Sábado, 13 de julho de 2024

Conseguirá a Copa do Mundo unir todos os brasileiros após as divergências nas eleições? Entenda como

Tradicionalmente, a Copa do Mundo ocorre no meio do ano, mas, em 2022, por questões climáticas, ela será em novembro. Além disso, pela primeira vez, ela acontecerá após o período eleitoral brasileiro, em um ano caracterizado por uma grande polarização e que trouxe à tona desavenças políticas e ideológicas para o círculo social e familiar. Seria o futebol responsável por unir o brasileiro novamente?

Para Maria Raquel, antropóloga, professora de Pós-Graduação em Ciências Sociais da UERJ, o futebol sempre foi um fenômeno muito potente em criar um senso de coletividade e pertencimento simbólico a algo em comum: a identidade de ser brasileiro. “O mundo futebolístico, no entanto, não passou ileso e tende a ser cada vez mais atravessado pela política, o que é positivo. Não é possível saber se a Copa terá o poder de curar todas as fraturas, mas certamente será uma boa oportunidade de olhar para a frente e fazer seguir o jogo”, afirma.

Nesse domingo (30), acontece o segundo turno das eleições de 2022. Além do desgaste natural de uma campanha eleitoral, esta é de fortes emoções para os brasileiros.
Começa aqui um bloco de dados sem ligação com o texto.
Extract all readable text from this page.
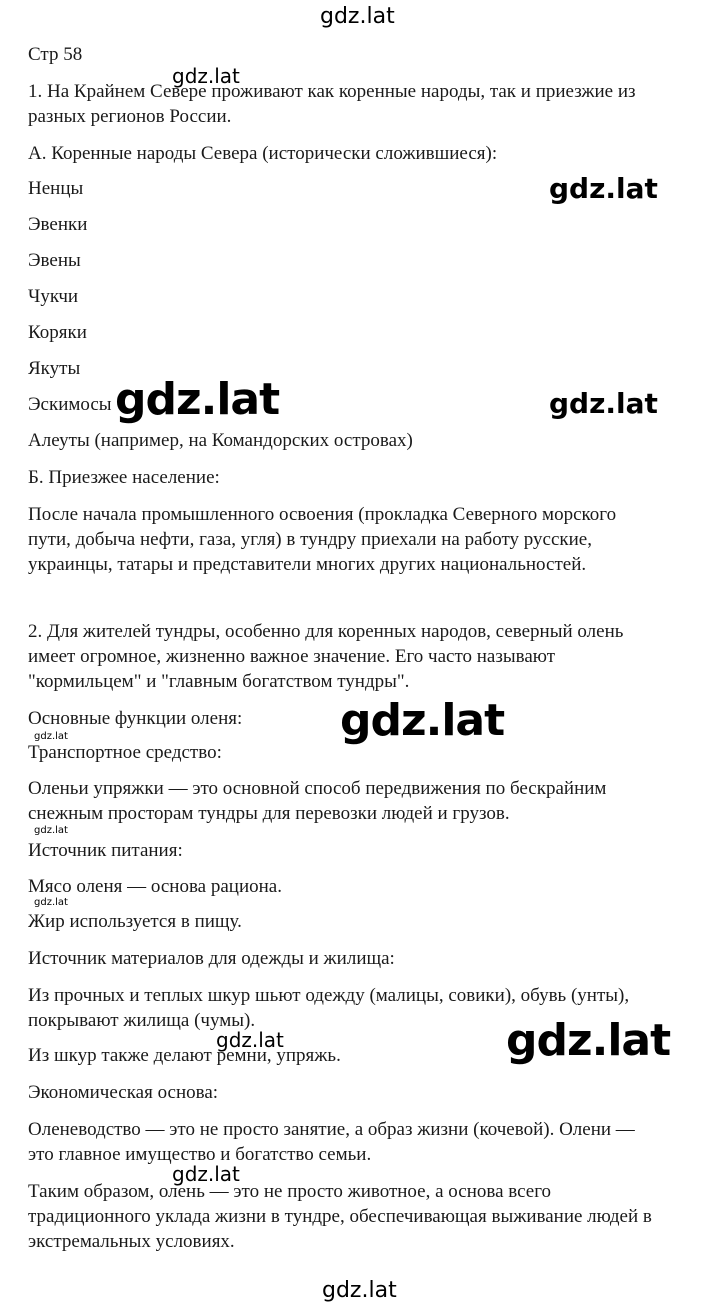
gdz.lat
Стр 58
1. На Крайнем Севере проживают как коренные народы, так и приезжие из
разных регионов России.
А. Коренные народы Севера (исторически сложившиеся):
Ненцы
Эвенки
Эвены
Чукчи
Коряки
Якуты
Эскимосы
Алеуты (например, на Командорских островах)
Б. Приезжее население:
После начала промышленного освоения (прокладка Северного морского
пути, добыча нефти, газа, угля) в тундру приехали на работу русские,
украинцы, татары и представители многих других национальностей.
2. Для жителей тундры, особенно для коренных народов, северный олень
имеет огромное, жизненно важное значение. Его часто называют
"кормильцем" и "главным богатством тундры".
Основные функции оленя:
Транспортное средство:
Оленьи упряжки — это основной способ передвижения по бескрайним
снежным просторам тундры для перевозки людей и грузов.
Источник питания:
Мясо оленя — основа рациона.
Жир используется в пищу.
Источник материалов для одежды и жилища:
Из прочных и теплых шкур шьют одежду (малицы, совики), обувь (унты),
покрывают жилища (чумы).
Из шкур также делают ремни, упряжь.
Экономическая основа:
Оленеводство — это не просто занятие, а образ жизни (кочевой). Олени —
это главное имущество и богатство семьи.
Таким образом, олень — это не просто животное, а основа всего
традиционного уклада жизни в тундре, обеспечивающая выживание людей в
экстремальных условиях.
gdz.lat
gdz.lat
gdz.lat	gdz.lat
gdz.lat
gdz.lat
gdz.lat
gdz.lat
gdz.lat	gdz.lat
gdz.lat
gdz.lat
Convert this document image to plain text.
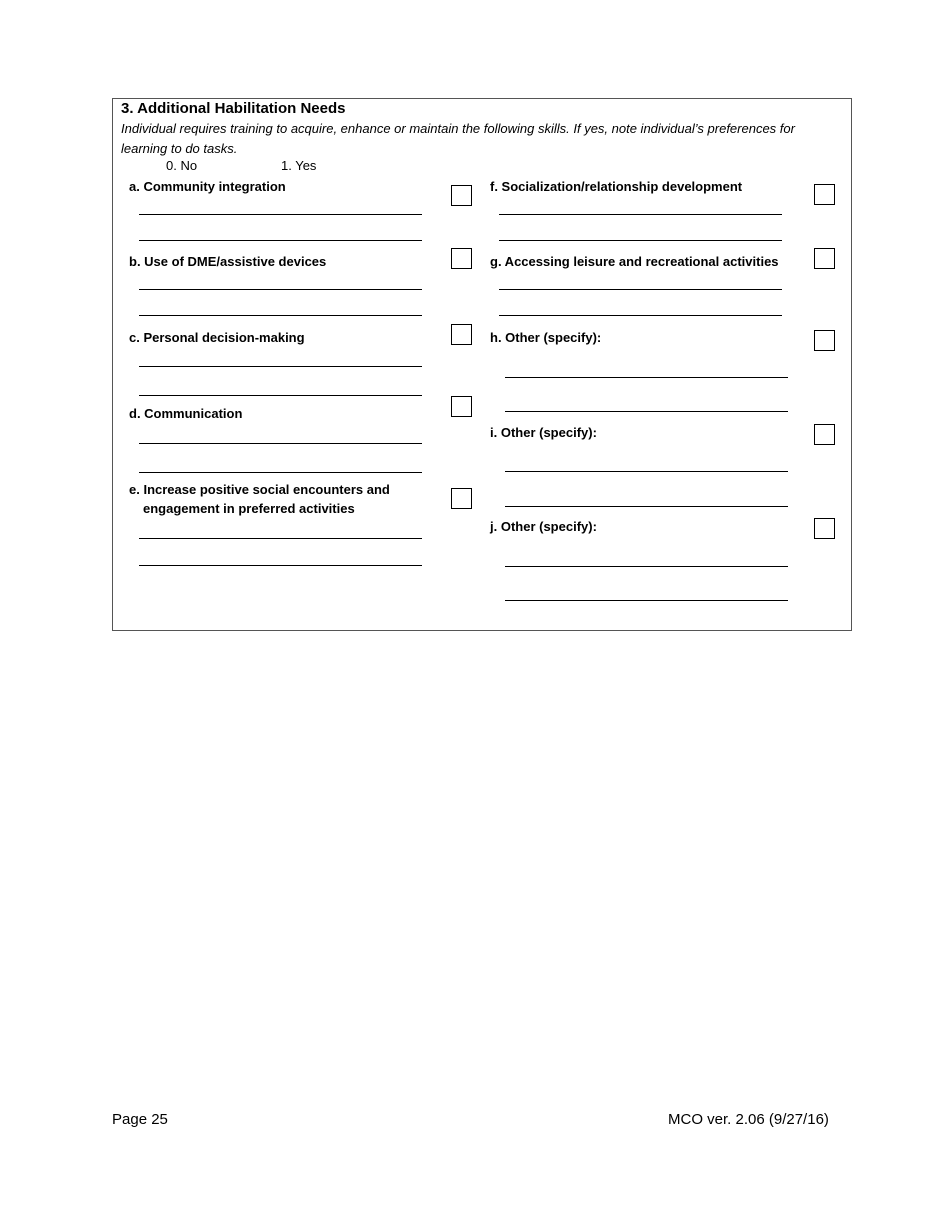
3. Additional Habilitation Needs
Individual requires training to acquire, enhance or maintain the following skills. If yes, note individual’s preferences for learning to do tasks.
0. No	1. Yes
a. Community integration
b. Use of DME/assistive devices
c. Personal decision-making
d. Communication
e. Increase positive social encounters and
engagement in preferred activities
f. Socialization/relationship development
g. Accessing leisure and recreational activities
h. Other (specify):
i. Other (specify):
j. Other (specify):
Page 25	MCO ver. 2.06 (9/27/16)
De acordo com a última pesquisa divulgada pelo Datafolha, 19, 50% dos eleitores se negam a votar em Bolsonaro e 46% dizem não votar de jeito nenhum em Lula. Ou seja, independentemente de quem seja eleito, quase metade da população não ficará contente com o próximo chefe do Executivo.

Para a bancária Andrea Santos, 43, as pessoas estão em um nível de saturação sem precedentes na história da democracia brasileira e afirma que em seu convívio social e familiar todos estão se sentindo cansados e ansiosos. “Todos os dias somos bombardeados com uma avalanche de mensagens sórdidas e tóxicas. Uma verdadeira indústria de fake news que nos cansa, nos exaure e esgota. Isso tem impactos diretos em nossa saúde física, mental e espiritual”, comenta.

Os profissionais de saúde também têm sentido que a tensão constante provocada pela polarização tem levado muitas pessoas a buscarem ajuda. A psicóloga clínica Vanuza Santos observa queixas de pacientes atreladas ao processo eleitoral. “Esses enfrentamentos rotineiros pela defesa do candidato influenciam o funcionamento emocional e comportamental, podendo ocasionar conflitos nos relacionamentos interpessoais, gerando ansiedade, estresse, humor deprimido, entre tantos outros”, comenta.

O clima político interferiu até na caracterização dos torcedores. A fotógrafa Laís Torres, 23, prefere usar algo diferente nessa Copa. Ela vai optar por usar a camisa azul ou branca nos dias dos jogos da seleção. “Os bolsonaristas acabam usando a camisa amarela com os detalhes verdes. E é uma pena termos nossa bandeira sendo assimilada por um candidato”, lamenta.

Já a jornalista Luiza Sarmento não acredita que a Copa do Mundo poderá unir novamente o brasileiro que foi separado pela eleição polarizada. “Essa foi uma divisão muito forte. Eu não quero estar do mesmo lado que essas pessoas. É como se estar do mesmo lado que eles em qualquer aspecto fosse ruim, ainda que seja sobre futebol”, declara.

Para a psicóloga Vanuza, a incapacidade de manejar os conflitos emocionais faz com que as pessoas criem uma ruptura com parentes, amigos e tenha dificuldades de compreender o grau de relevância das relações rompidas e se elas devem ser mantidas pós-eleição.

Vanuza acredita que a dificuldade em aceitar a derrota consiste em repensar a própria opinião, ocasionando um desconforto emocional imediato. “Escutar a versão do outro sem se sentir acusado pode ser uma das suas maiores limitações humanas “, afirma.

A profissional indica como estratégia para lidar com um resultado negativo nas urnas encará-lo como um processo de luto, que precisa ser elaborado, especialmente, por ainda vivermos esse cenário fragmentado pela pandemia.

“Ainda que haja uma profunda frustração pela perda do direito em nomear o seu candidato ideal, é indispensável compreender que todos têm o direito de exercer a sua cidadania através do processo democrático do voto, que dependerá da sua maioria para dar continuidade ao governo subsequente”, enfatiza.